Setup the environmental variable called TESSDATA_PREFIX in ~/.bashrc

export TESSDATA_PREFIX=/path/to/tessdata >> ~/.bashrc

Source the ~/.bashrc file

source ~/.bashrc

Verify by recalling the environmental variable.

echo $TESSDATA_PREFIX

Should result in something like this:

/path/to/tessdata

in my case:

/usr/share/tessdata

Change directory to $TESSDATA_PREFIX

cd $TESSDATA_PREFIX

Check that eng.traineddata is in the directory using the ls command.

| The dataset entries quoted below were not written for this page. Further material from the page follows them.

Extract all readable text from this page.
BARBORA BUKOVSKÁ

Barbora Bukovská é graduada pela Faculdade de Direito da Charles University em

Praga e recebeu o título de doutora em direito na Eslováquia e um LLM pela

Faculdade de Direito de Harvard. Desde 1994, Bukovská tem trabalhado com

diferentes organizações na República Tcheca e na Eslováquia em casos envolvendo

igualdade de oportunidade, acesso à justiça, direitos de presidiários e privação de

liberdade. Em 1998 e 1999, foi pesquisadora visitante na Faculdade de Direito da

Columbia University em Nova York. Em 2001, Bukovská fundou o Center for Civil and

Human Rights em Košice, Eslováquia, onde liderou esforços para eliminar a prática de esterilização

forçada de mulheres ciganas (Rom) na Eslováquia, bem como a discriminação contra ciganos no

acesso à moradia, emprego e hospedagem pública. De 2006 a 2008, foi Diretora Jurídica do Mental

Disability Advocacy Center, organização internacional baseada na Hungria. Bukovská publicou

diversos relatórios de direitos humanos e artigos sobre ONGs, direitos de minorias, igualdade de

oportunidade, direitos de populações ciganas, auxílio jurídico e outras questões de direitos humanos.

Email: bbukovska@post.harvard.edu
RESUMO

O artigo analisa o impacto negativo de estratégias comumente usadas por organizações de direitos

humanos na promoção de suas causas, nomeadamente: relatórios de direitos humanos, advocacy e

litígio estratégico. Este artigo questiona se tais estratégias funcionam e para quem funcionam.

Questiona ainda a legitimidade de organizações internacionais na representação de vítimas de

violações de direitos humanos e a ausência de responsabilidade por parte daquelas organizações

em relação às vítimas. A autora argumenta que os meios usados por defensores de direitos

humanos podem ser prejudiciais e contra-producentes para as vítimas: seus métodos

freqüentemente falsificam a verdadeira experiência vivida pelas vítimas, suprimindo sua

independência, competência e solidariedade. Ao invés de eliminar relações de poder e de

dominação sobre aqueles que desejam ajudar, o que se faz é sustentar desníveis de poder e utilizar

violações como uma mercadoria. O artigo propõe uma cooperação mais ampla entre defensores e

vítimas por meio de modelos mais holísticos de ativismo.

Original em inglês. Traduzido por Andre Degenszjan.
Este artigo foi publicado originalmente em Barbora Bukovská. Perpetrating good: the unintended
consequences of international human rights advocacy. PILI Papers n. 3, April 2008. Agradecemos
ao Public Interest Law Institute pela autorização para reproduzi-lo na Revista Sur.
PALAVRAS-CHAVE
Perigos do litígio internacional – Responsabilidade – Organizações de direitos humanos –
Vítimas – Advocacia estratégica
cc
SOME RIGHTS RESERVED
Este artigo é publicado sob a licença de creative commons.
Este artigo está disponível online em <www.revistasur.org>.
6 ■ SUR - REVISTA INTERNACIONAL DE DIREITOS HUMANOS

If it isn't in the directory, download the file and move it to the $TESSDATA_PREFIX directory.

Using it as a CLI program

Note: The computer vision algorithm to detect and process the sudoku grid isn't very sophisticated. In short this is the algorithm:

  1. load the image
  2. crop the image by detecting external borders (no perspective transform)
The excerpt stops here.